Last modified: 2014-06-25 13:59:12 UTC
Hello, since the unicode normalization analyzer was installed for Hebrew some expected search results are missed. How to reproduce: Compare results form this search in wikidata: https://www.wikidata.org/w/index.php?search=%D7%94%D7%95%D7%9C%D7%99%D7%93%D7%99%D7%99&title=Special%3ASearch&go=%D7%9C%D7%93%D7%A3 to the same search in hebrew wiki: https://he.wikipedia.org/w/index.php?search=%D7%94%D7%95%D7%9C%D7%99%D7%93%D7%99%D7%99&title=%D7%9E%D7%99%D7%95%D7%97%D7%93%3A%D7%97%D7%99%D7%A4%D7%95%D7%A9&go=%D7%9C%D7%A2%D7%A8%D7%9A One would expect the five results showing in wikidata search would show up in hebrew wiki, but The first and last result on wikidata don't appear on hebrew wiki search results. Best
Result number 1 and 5 in wikidata look like result number 1 and 2 on hewiki. I wonder if we lost those pages temporarily? That'd be bad.

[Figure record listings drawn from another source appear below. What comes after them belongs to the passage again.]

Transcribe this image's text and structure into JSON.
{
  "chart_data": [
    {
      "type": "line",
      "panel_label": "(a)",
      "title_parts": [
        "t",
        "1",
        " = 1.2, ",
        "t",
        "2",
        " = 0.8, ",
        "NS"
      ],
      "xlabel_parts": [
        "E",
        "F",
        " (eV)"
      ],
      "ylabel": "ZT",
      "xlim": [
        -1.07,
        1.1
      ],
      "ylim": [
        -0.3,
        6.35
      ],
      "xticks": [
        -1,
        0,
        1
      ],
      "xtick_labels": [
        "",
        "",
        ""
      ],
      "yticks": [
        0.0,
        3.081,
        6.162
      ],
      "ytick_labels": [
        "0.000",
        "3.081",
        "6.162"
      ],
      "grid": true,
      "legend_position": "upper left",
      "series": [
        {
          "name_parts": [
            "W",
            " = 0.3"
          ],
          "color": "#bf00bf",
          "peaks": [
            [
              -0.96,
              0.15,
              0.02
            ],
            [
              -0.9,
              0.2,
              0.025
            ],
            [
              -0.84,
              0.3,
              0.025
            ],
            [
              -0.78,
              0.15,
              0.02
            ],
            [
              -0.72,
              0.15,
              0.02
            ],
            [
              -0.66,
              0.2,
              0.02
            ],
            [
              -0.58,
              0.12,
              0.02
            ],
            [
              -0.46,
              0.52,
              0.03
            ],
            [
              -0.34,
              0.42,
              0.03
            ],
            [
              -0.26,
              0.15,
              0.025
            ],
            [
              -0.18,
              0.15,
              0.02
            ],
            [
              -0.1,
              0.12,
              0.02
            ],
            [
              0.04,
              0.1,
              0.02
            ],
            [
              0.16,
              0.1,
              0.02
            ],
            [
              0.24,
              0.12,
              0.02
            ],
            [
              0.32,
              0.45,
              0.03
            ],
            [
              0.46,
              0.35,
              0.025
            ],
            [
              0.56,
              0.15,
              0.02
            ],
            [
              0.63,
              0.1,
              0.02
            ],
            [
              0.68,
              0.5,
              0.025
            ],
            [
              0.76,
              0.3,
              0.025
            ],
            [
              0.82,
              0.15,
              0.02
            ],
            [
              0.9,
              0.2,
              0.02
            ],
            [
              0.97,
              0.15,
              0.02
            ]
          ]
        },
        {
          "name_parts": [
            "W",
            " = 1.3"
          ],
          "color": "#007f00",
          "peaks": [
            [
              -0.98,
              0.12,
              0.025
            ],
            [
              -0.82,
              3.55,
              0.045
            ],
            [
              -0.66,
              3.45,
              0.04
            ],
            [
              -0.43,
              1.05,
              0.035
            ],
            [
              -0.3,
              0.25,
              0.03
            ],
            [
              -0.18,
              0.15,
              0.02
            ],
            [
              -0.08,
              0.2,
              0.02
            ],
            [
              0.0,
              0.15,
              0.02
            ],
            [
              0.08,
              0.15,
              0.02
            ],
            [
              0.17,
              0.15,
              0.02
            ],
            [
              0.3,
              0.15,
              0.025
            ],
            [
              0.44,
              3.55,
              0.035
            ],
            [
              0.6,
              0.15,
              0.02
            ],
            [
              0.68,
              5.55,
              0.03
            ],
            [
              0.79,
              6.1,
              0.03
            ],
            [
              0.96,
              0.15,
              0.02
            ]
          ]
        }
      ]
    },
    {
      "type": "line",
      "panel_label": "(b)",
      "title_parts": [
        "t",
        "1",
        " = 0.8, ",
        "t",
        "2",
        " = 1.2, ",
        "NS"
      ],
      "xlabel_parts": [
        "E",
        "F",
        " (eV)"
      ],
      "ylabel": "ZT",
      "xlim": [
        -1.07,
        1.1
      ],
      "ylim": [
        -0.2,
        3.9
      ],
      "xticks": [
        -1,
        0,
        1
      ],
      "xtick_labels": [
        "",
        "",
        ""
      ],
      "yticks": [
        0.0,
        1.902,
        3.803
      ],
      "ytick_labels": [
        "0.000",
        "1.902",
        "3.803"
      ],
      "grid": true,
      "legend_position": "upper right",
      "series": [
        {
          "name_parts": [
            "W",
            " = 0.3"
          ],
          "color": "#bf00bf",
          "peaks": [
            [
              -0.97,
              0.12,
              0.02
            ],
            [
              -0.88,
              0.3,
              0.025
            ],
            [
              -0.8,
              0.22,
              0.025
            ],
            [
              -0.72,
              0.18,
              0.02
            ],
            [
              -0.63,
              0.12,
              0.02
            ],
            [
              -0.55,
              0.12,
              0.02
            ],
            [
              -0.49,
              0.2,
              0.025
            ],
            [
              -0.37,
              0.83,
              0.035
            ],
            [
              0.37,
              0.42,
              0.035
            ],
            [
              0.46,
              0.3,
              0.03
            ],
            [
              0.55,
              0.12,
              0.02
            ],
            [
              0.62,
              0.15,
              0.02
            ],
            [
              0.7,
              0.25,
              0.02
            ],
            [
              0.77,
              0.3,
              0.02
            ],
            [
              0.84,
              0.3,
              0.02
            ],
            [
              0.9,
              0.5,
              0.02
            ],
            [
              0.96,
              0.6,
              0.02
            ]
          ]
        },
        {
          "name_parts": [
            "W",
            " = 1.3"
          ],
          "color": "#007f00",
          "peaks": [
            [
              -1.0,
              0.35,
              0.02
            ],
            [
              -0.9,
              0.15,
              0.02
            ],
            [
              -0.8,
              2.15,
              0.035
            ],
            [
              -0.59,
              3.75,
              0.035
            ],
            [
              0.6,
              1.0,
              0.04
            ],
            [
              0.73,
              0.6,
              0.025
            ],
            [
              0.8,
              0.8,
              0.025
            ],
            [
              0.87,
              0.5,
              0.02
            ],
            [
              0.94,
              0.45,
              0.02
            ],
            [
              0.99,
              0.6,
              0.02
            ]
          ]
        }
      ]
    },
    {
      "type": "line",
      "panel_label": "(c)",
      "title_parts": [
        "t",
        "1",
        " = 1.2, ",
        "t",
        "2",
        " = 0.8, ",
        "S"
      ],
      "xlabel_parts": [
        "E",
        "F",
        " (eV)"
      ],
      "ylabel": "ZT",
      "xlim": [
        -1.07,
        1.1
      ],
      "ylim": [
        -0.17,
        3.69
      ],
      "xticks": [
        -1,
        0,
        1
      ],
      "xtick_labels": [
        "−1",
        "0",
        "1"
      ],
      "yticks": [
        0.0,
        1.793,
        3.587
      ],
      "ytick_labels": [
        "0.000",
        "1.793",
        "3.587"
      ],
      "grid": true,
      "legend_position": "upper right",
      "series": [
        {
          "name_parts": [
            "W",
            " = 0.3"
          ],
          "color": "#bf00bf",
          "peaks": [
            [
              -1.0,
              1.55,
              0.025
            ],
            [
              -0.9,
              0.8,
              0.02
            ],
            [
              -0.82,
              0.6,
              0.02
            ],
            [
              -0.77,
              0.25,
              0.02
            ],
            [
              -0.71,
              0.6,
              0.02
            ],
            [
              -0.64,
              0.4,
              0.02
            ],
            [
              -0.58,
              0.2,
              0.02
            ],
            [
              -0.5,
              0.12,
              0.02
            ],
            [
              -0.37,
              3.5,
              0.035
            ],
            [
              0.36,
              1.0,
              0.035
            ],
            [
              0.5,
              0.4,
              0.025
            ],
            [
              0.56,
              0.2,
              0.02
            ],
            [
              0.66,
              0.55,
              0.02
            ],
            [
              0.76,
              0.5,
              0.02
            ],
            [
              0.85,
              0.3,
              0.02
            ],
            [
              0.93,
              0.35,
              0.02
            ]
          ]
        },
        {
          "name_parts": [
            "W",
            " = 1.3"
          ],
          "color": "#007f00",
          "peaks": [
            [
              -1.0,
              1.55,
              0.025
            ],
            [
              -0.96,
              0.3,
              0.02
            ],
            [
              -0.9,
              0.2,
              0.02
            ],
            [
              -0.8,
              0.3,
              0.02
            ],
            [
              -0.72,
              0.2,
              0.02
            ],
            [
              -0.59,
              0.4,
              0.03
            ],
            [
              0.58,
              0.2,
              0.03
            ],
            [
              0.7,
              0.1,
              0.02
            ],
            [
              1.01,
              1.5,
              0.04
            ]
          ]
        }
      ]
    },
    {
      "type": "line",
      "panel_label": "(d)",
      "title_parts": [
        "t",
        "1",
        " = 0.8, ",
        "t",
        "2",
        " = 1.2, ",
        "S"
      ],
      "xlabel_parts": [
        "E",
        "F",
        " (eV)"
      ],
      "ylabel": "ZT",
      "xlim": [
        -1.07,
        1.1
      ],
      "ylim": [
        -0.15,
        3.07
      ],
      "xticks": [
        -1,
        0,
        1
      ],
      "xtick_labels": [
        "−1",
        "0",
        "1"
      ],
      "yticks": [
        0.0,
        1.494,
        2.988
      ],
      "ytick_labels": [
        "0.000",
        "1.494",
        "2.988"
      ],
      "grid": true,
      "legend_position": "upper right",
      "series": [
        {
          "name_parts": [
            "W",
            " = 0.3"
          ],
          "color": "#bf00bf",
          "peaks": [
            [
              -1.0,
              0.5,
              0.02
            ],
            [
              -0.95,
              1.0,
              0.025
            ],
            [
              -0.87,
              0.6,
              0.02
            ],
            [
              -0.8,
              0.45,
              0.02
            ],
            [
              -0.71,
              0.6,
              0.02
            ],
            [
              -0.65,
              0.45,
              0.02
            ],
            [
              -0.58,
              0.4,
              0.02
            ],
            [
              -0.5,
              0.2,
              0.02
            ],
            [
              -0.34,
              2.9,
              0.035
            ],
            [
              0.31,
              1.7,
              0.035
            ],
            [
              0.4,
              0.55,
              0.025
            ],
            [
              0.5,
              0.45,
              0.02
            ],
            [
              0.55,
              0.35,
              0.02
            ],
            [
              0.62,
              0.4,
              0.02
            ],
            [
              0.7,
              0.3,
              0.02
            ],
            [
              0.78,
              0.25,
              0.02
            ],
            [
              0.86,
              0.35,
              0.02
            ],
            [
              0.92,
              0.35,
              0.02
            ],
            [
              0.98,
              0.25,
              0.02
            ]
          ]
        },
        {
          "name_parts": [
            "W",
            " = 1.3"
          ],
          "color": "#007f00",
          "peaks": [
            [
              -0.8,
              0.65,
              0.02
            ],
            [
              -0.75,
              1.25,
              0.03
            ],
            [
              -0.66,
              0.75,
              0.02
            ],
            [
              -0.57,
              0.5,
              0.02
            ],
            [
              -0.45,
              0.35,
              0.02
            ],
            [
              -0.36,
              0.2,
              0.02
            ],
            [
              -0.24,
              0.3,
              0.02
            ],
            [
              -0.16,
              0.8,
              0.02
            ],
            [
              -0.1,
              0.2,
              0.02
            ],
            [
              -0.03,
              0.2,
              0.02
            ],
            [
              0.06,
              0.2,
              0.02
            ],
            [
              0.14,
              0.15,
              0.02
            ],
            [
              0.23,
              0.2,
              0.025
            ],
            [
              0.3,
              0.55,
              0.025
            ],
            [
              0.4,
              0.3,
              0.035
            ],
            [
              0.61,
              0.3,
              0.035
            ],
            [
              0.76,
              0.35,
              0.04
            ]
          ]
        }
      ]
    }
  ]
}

Or, am I reading it wrong?
This is a better comparison: https://www.wikidata.org/w/index.php?search=%D7%94%D7%95%D7%9C%D7%99%D7%93%D7%99%D7%99&title=Special%3ASearch&go=%D7%9C%D7%93%D7%A3 to https://he.wikipedia.org/w/index.php?search=%D7%94%D7%95%D7%9C%D7%99%D7%93%D7%99%D7%99&title=%D7%9E%D7%99%D7%95%D7%97%D7%93%3A%D7%97%D7%99%D7%A4%D7%95%D7%A9&go=%D7%9C%D7%A2%D7%A8%D7%9A&fulltext=1 The first result in wikidata (https://www.wikidata.org/wiki/Q7003270) isn't in the hewiki results. On further digging, the page exists at (https://he.wikipedia.org/wiki/%D7%A7%D7%9C%D7%99%D7%A4%D7%95%D7%A8%D7%93_%D7%94%D7%95%D7%9C%D7%99%D7%93%D7%99%D7%99) but when I try to fetch it from the search index it isn't in there: manybubbles@elastic1003:~$ curl localhost:9200/hewiki_content/page/495403 {"_index":"hewiki_content_1401724632","_type":"page","_id":"495403","found":false} So what is the deal?
(In reply to Nik Everett from comment #3) > So what is the deal? That is rhetorical - I'm going to figure it out.
I added that page back into the index: manybubbles@terbium:~$ mwscript extensions/CirrusSearch/maintenance/forceSearchIndex.php --wiki hewiki --fromId 495402 --toId 495403 Indexed 1 pages ending at 495403 at 6/second Indexed a total of 1 pages at 6/second manybubbles@terbium:~$ That's just remediation. Now to figure out why it wasn't in there in the first place.
Change 138835 had a related patch set uploaded by Manybubbles: Add a maintenance script to make the index sane https://gerrit.wikimedia.org/r/138835
I've written a tool to scan the index and look for insanity. I'm tempted to chalk some insanity in Hebrew up to the hebrew analyzer which was buggy and we had it in production for two weeks. The tool should heal whatever damage it did. Then we'll run it again a few days later and see if we get _more_ insanity. That'll have the benefit of being recent.
Change 138835 merged by jenkins-bot: Add a maintenance script to make the index sane https://gerrit.wikimedia.org/r/138835
Saneitizer seems to have done the trick here. I'm going to claim it was the broken analyzer. If we lose more pages I'll revise that claim.